I have volunteered to contribute, although not to follow in Andrew’s footsteps: for my banking experience is not deep. Instead, the turf I intend to plow is in a specific corner of the park (?metaphors), drawing on my technical input to a ground-up Basel II AIRB project across the years 2003-2007. As the Bio warns, this may get pedantic and detail oriented in places.
<Insert anecdote> Early in the project, in a meeting about scorecard cut-offs, the GM happened to ask what our ‘bad rate’ for Home Loans was, and I was temporarily flummoxed as one could imagine a dozen different contexts within which the question could be answered. However, that was not the forum to start getting technical about variations of the default definition, materialities, modelling marts versus backtesting, monitoring, re-aging, exclusions, cohorts and time windows, closed goods in versus out, marginal versus average, and all those other details that the actual data hackers and model builders have to wade through before delivering the superficially simple answers. <End anecdote>
Since that early flummox, it has become clear that many “default analytics” issues are subtle and can lead to imperfect communication, and lack of reconciliation, amongst different departments and committees even within the same bank, let alone with regulators and other external parties. So, I started collating mostly mental notes on topics that deserved a clearer exposition. These notes could fall under the general heading of “Default Analytics”, with sub-headings as below:
Default prediction (building models)
Default monitoring (actual performance of accepts)

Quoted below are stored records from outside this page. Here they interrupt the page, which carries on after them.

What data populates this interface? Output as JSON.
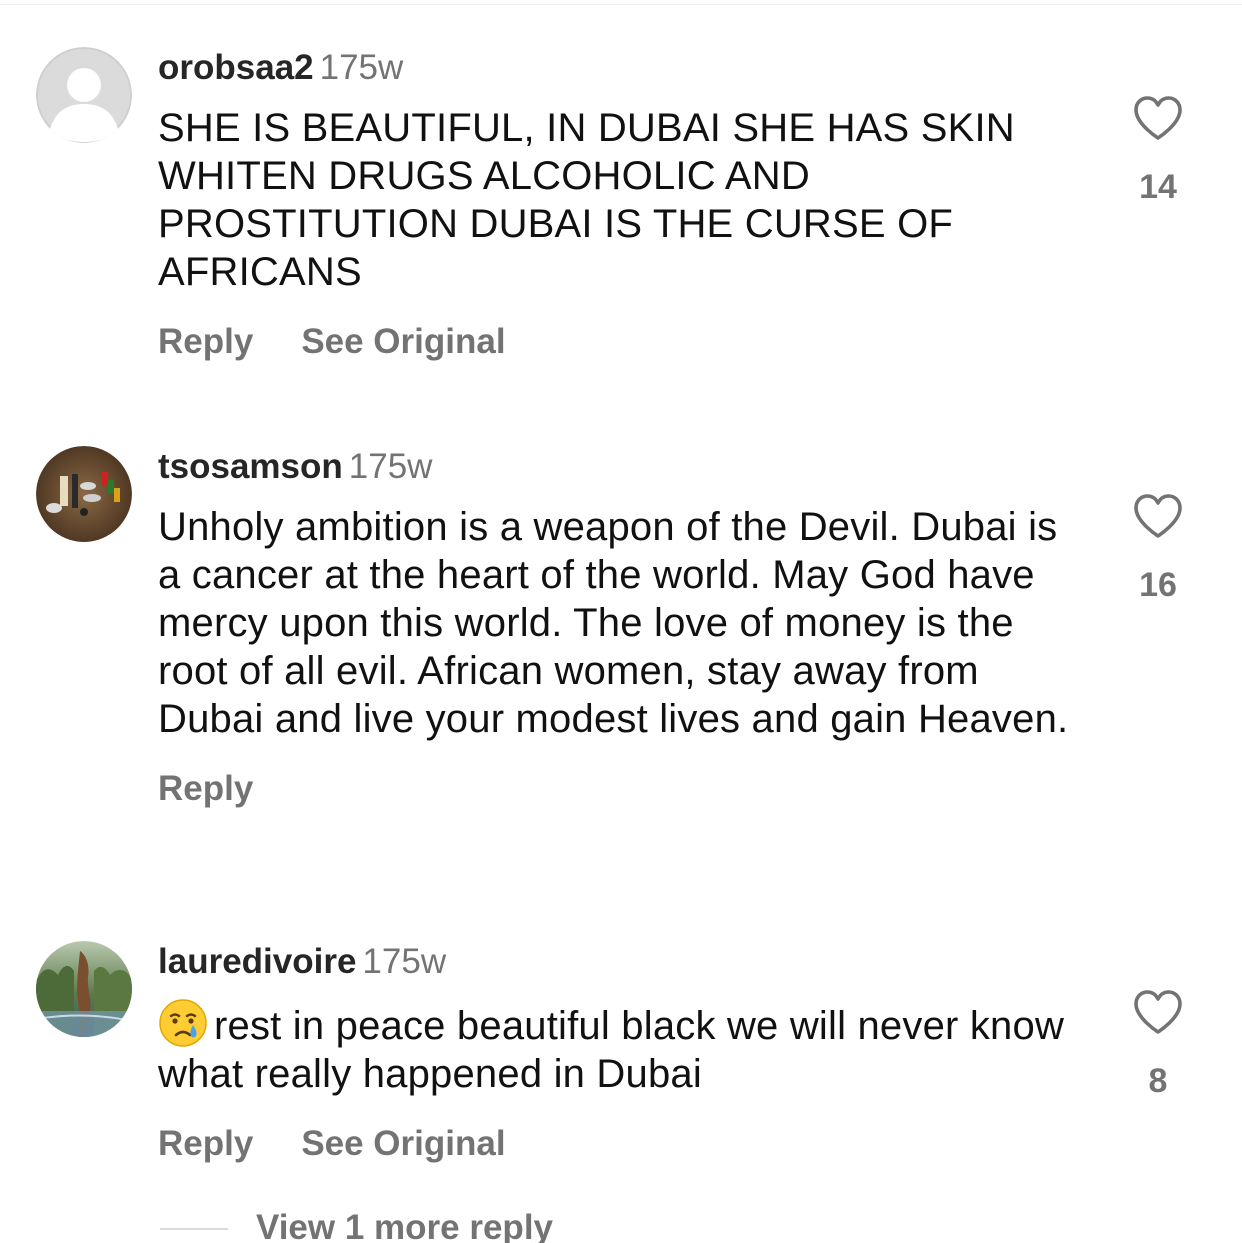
{
  "comments": [
    {
      "username": "orobsaa2",
      "time": "175w",
      "text": "SHE IS BEAUTIFUL, IN DUBAI SHE HAS SKIN WHITEN DRUGS ALCOHOLIC AND PROSTITUTION DUBAI IS THE CURSE OF AFRICANS",
      "likes": "14",
      "reply_label": "Reply",
      "see_original_label": "See Original",
      "avatar": "default-profile-icon"
    },
    {
      "username": "tsosamson",
      "time": "175w",
      "text": "Unholy ambition is a weapon of the Devil. Dubai is a cancer at the heart of the world. May God have mercy upon this world. The love of money is the root of all evil. African women, stay away from Dubai and live your modest lives and gain Heaven.",
      "likes": "16",
      "reply_label": "Reply",
      "avatar": "photo-avatar"
    },
    {
      "username": "lauredivoire",
      "time": "175w",
      "emoji": "crying-face-emoji",
      "text": "rest in peace beautiful black we will never know what really happened in Dubai",
      "likes": "8",
      "reply_label": "Reply",
      "see_original_label": "See Original",
      "avatar": "photo-avatar"
    }
  ],
  "view_more_replies": "View 1 more reply",
  "colors": {
    "text": "#111111",
    "secondary": "#737373",
    "divider": "#dbdbdb"
  }
}
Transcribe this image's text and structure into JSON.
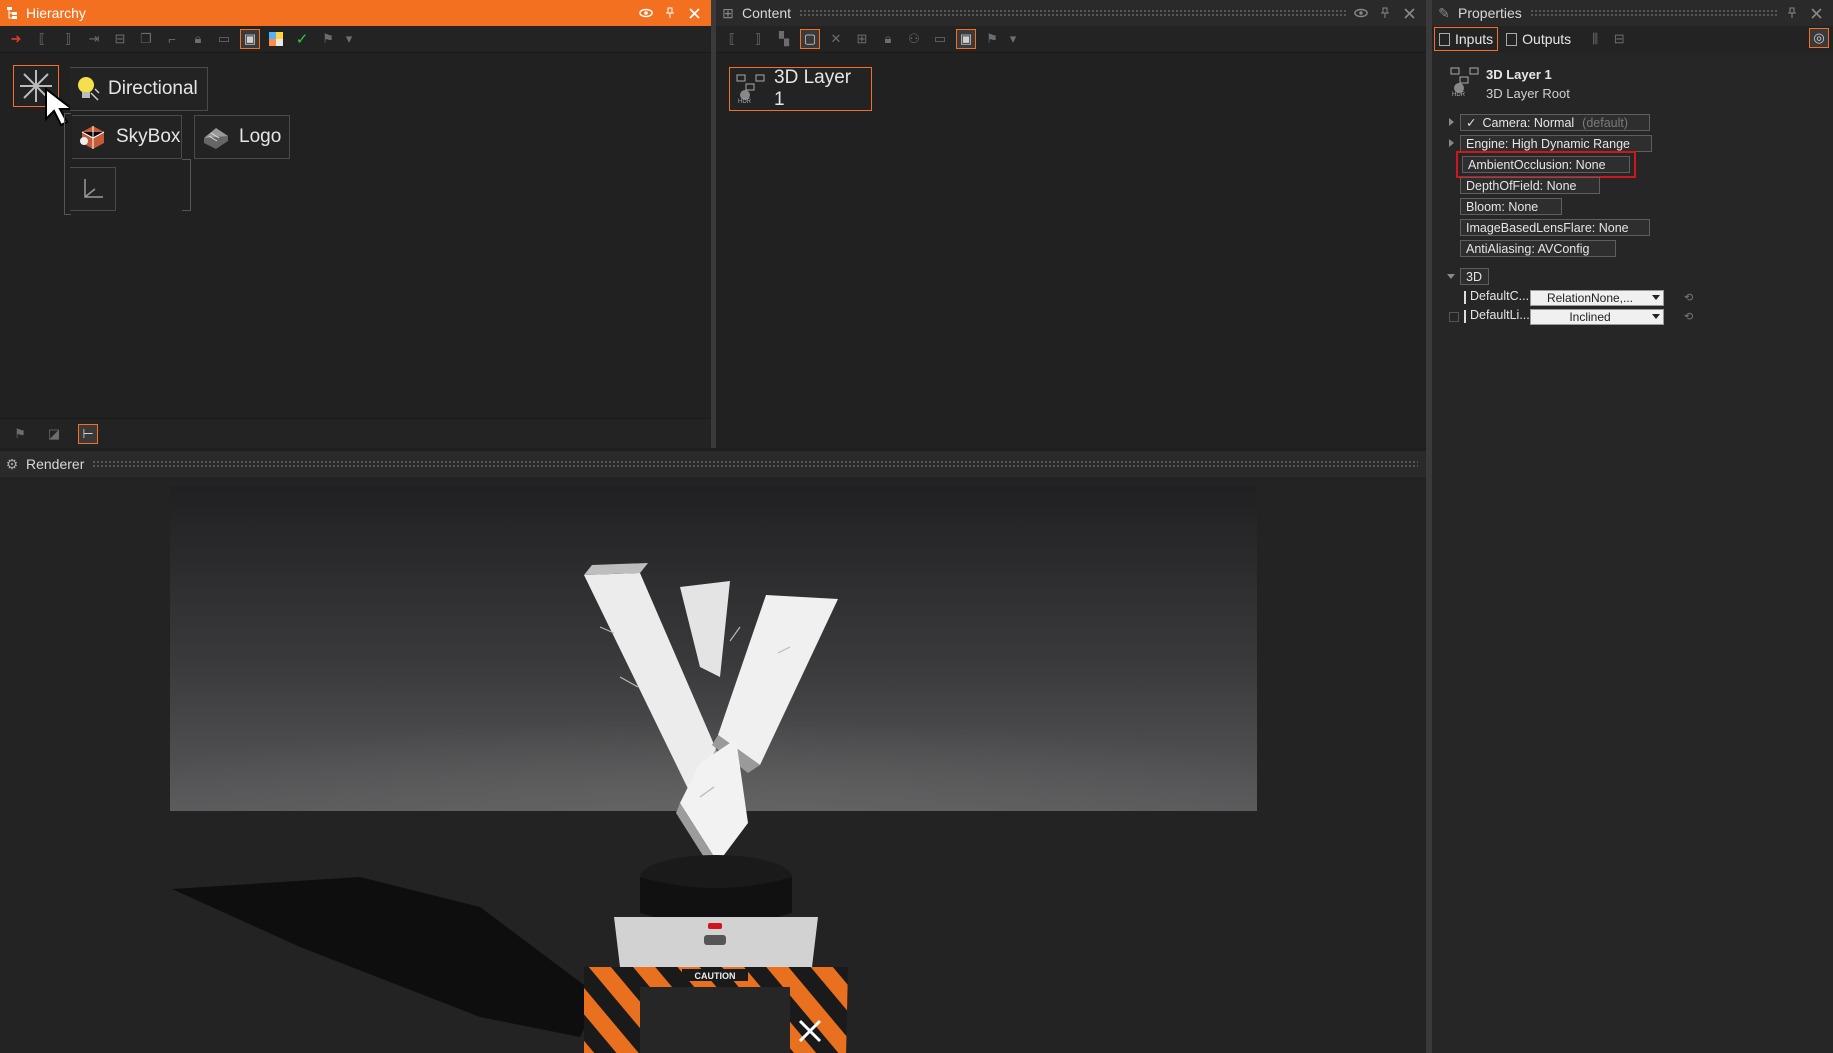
{
  "hierarchy": {
    "title": "Hierarchy",
    "nodes": {
      "directional": "Directional",
      "skybox": "SkyBox",
      "logo": "Logo"
    }
  },
  "content": {
    "title": "Content",
    "layer_label": "3D Layer 1"
  },
  "properties": {
    "title": "Properties",
    "tabs": {
      "inputs": "Inputs",
      "outputs": "Outputs"
    },
    "header": {
      "name": "3D Layer 1",
      "subtitle": "3D Layer Root"
    },
    "rows": {
      "camera": "Camera:  Normal",
      "camera_hint": "(default)",
      "engine": "Engine:  High Dynamic Range",
      "ambient_occlusion": "AmbientOcclusion:  None",
      "depth_of_field": "DepthOfField:  None",
      "bloom": "Bloom:  None",
      "lens_flare": "ImageBasedLensFlare:  None",
      "anti_aliasing": "AntiAliasing:  AVConfig"
    },
    "group_3d": {
      "label": "3D",
      "default_camera_label": "DefaultC...",
      "default_camera_value": "RelationNone,...",
      "default_light_label": "DefaultLi...",
      "default_light_value": "Inclined"
    }
  },
  "renderer": {
    "title": "Renderer",
    "caution_text": "CAUTION"
  },
  "colors": {
    "accent": "#f37021",
    "highlight_red": "#d0161d",
    "panel_bg": "#262626"
  }
}
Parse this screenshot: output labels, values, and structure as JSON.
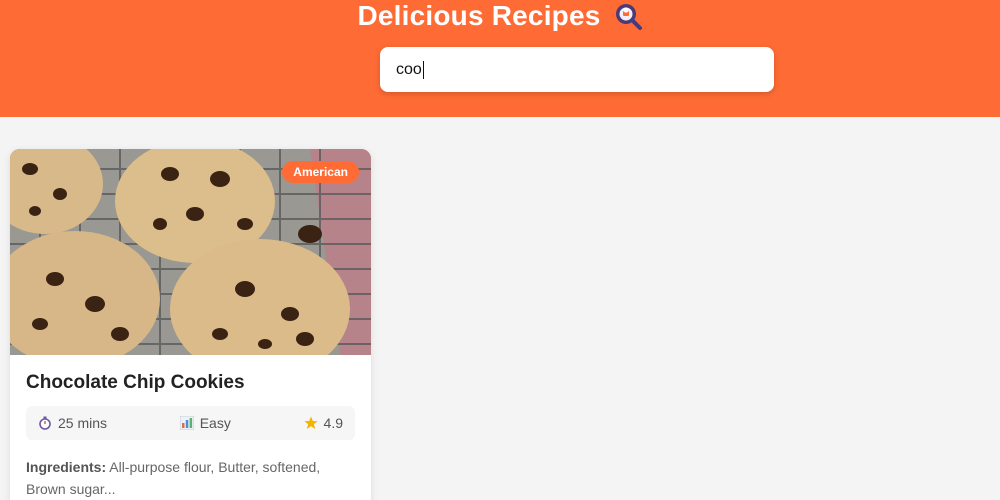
{
  "header": {
    "title": "Delicious Recipes",
    "logo_icon": "chef-magnifier-icon",
    "accent_color": "#ff6b35"
  },
  "search": {
    "value": "coo",
    "placeholder": ""
  },
  "recipes": [
    {
      "title": "Chocolate Chip Cookies",
      "cuisine": "American",
      "time": "25 mins",
      "difficulty": "Easy",
      "rating": "4.9",
      "ingredients_label": "Ingredients:",
      "ingredients": "All-purpose flour, Butter, softened, Brown sugar...",
      "image_icon": "cookie-photo",
      "time_icon": "stopwatch-icon",
      "difficulty_icon": "bar-chart-icon",
      "rating_icon": "star-icon"
    }
  ]
}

The imagined audience are credit risk analysts, and people who use their outputs. Many silent readers of Ozrisk are expert in this space, and I hope your role will be to correct or to embellish the material as you see fit.
My plan, then, is to proceed with some expository posts along the above lines (the first couple of posts may be waffly and administrative). No encouragement is required, as I am likely to carry on for a while (unless Andrew asks me to stop!). Time will tell which threads strike useful chords, and with your contributions we can hopefully create a helpful resource for this corner of the risk industry. Maybe this is the forum to get technical about those items listed above!